Die Ergebnisse der Zersetzung treffen sich (soweit sie löslich sind) im Hilfskessel L und wirken so auf einander, daſs als Enderzeugniſs wieder Chlornatrium gebildet wird, indem die von der Anode gebildete Chlorwasserstoffsäure die von der Kathode kommenden organischen Natronverbindungen zersetzt und unter Ausscheidung der organischen Stoffe die ursprüngliche Kochsalzlösung zurückbildet, während die ausgeschiedenen organischen Stoffe durch den immer wieder sich erneuernden Einfluſs des Chlors und seiner Verbindungen in solche Producte zerlegt werden, welche entweder in Lösung bleiben oder gasförmig entweichen.

Nachdem auf die beschriebene Weise ¼ bis ½ Stunde verfahren wurde, wird der Strom gewechselt. Hierbei wird durch abwechselnde Einwirkung von Chlor und Natron auf das Holz die Aufschlieſsung desselben beschleunigt. Man wiederholt daher den Stromwechsel öfter, bis der Zellstoff bloſsgelegt ist, was bei einer Temperatur der Kochflüssigkeit von etwa 126° C. nach 3 bis 3½ Stunden der Fall ist.

Die während des Kochens entwickelten, nicht wirksamen Gase, welche sich im Zwischenkessel L ansammeln, werden durch zeitweiliges Oeffnen des Ventils V in die Kühl- und Verdichtungsvorrichtung getrieben.

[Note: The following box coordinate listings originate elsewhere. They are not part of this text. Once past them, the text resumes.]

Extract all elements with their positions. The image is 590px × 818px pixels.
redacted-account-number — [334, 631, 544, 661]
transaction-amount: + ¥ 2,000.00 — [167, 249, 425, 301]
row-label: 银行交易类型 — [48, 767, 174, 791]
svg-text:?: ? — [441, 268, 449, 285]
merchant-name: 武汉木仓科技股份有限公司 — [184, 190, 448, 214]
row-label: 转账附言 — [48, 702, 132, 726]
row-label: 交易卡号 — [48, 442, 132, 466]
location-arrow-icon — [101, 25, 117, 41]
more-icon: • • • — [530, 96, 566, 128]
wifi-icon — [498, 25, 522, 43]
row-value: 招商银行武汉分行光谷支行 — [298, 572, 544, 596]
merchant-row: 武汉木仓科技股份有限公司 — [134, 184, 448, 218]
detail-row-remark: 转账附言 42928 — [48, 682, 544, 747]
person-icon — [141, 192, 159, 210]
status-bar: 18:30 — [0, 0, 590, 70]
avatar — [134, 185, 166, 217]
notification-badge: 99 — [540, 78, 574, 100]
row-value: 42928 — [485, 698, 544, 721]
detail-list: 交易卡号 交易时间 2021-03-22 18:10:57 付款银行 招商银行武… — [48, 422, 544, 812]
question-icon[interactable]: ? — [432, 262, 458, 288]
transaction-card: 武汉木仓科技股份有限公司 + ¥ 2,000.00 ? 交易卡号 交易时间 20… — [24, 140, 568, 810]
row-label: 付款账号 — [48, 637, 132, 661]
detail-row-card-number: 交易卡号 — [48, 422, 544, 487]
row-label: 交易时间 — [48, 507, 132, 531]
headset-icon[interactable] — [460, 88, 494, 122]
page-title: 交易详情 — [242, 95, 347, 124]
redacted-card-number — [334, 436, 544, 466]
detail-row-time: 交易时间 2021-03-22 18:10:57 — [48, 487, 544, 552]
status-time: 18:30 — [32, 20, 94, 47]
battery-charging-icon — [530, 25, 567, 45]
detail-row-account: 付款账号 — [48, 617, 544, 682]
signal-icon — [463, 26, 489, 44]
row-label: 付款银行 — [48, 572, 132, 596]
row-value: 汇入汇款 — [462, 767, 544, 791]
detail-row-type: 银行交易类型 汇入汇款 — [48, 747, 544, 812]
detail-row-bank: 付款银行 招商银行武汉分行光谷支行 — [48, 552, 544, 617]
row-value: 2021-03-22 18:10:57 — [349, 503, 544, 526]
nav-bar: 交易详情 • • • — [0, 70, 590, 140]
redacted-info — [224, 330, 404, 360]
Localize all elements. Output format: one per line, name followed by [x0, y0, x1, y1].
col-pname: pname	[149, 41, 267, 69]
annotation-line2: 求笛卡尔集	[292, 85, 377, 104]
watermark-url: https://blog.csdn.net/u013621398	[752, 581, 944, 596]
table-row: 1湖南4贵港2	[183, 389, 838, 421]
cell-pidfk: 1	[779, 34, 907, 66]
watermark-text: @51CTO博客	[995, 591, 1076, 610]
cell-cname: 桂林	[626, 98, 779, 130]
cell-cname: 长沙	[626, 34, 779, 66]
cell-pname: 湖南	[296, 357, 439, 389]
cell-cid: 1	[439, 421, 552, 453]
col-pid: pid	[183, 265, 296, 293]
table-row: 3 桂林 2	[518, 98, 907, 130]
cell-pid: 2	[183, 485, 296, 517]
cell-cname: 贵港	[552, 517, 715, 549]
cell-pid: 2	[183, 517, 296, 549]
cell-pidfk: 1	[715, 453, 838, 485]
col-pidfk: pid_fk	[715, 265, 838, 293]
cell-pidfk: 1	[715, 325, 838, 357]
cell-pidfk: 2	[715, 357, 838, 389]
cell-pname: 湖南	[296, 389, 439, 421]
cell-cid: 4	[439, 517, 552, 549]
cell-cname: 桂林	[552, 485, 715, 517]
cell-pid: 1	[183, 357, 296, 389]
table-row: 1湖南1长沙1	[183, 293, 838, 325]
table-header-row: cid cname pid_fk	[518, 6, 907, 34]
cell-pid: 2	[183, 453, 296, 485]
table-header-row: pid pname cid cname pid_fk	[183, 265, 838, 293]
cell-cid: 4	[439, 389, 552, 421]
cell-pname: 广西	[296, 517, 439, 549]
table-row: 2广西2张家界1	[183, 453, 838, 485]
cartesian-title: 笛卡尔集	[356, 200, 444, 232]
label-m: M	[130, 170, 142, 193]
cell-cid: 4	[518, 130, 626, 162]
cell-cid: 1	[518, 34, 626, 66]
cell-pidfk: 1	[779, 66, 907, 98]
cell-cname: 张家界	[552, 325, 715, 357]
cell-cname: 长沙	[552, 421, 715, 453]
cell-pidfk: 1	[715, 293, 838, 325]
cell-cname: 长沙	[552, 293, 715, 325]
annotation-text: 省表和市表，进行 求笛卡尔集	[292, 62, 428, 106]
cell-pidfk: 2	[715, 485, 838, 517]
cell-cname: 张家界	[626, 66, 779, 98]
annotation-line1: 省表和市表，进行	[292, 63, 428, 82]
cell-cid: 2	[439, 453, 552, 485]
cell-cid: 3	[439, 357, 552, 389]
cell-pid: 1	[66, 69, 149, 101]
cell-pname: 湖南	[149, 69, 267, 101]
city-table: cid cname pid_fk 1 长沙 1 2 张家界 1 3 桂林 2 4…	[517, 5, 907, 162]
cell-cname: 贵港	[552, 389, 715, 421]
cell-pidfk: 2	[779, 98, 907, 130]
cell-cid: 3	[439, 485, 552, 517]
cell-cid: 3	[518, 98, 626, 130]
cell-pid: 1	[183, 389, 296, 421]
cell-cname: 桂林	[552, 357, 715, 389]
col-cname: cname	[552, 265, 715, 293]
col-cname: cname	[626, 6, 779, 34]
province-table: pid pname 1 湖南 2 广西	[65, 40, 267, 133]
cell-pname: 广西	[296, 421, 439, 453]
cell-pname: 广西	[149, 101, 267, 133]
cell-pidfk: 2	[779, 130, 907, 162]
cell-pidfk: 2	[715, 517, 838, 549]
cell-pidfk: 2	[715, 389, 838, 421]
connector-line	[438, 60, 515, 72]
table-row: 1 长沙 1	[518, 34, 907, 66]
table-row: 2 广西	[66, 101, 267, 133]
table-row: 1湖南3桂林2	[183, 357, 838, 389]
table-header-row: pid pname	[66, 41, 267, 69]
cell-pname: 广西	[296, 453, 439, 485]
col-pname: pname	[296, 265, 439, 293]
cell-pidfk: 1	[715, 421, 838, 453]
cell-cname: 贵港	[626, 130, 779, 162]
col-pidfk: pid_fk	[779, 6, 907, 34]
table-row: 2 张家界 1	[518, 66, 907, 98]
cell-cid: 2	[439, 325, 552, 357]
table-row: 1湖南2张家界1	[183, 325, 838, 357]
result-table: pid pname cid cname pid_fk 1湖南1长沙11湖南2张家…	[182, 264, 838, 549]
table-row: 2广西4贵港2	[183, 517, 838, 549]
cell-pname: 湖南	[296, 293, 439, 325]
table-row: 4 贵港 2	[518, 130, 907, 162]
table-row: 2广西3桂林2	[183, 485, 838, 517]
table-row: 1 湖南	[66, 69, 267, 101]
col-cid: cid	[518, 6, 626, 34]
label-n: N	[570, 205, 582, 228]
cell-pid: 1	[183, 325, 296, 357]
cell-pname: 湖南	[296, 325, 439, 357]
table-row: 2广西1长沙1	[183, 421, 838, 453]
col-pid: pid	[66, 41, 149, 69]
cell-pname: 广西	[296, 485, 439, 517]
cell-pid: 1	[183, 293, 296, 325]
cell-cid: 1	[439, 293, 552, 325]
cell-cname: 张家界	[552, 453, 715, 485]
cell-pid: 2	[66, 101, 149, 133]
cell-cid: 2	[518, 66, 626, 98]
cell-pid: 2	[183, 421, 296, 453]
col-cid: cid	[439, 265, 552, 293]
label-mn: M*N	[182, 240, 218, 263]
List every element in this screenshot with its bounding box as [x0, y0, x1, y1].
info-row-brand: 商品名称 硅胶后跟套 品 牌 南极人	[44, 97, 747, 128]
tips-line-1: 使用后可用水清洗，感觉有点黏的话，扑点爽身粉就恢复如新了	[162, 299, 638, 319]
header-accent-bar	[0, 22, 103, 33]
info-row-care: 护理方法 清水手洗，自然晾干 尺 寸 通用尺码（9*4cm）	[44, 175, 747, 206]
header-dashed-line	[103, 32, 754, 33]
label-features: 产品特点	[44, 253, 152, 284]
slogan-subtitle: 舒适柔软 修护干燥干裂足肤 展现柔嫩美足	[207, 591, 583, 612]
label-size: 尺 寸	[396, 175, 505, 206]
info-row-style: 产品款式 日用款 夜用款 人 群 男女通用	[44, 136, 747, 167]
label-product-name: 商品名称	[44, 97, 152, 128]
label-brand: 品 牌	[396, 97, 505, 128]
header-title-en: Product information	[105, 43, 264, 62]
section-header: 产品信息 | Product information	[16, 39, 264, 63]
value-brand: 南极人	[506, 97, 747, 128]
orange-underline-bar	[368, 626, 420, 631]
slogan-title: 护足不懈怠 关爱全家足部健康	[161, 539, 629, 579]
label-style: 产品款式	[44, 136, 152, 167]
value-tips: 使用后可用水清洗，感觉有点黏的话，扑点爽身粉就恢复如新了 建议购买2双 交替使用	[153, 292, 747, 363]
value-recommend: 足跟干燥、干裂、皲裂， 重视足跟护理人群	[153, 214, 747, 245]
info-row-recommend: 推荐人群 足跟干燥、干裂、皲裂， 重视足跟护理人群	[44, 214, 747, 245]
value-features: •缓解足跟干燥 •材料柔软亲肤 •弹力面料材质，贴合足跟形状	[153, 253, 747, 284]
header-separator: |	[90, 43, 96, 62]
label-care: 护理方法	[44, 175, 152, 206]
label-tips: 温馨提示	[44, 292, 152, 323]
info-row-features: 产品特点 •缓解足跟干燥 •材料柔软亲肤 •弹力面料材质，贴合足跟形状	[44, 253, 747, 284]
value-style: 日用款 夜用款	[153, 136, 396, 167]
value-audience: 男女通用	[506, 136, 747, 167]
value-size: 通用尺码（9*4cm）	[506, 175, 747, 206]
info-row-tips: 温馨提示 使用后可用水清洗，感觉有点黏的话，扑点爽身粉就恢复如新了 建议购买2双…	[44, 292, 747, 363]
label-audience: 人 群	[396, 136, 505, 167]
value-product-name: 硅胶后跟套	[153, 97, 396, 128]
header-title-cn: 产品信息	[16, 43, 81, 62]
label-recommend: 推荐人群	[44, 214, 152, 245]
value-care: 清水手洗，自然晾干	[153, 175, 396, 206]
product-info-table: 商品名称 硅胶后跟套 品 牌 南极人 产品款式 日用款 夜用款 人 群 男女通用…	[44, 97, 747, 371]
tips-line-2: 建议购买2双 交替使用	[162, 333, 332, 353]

Wird in vorstehend beschriebener Weise gearbeitet, so erhält man aus dem Kessel, der am Schlusse des Verfahrens die Anode unter sich hatte, schneeweiſsen, für die feinsten Papierarten ohne Bleiche verwendbaren |265| baren Zellstoff, während das Erzeugniſs aus dem Kathodenkessel durch das am Schlusse des Verfahrens gebildete Alkali etwas gelblich gefärbt ist und nach dem Auswaschen mit einer sehr schwachen Chlorkalklösung behandelt werden muſs.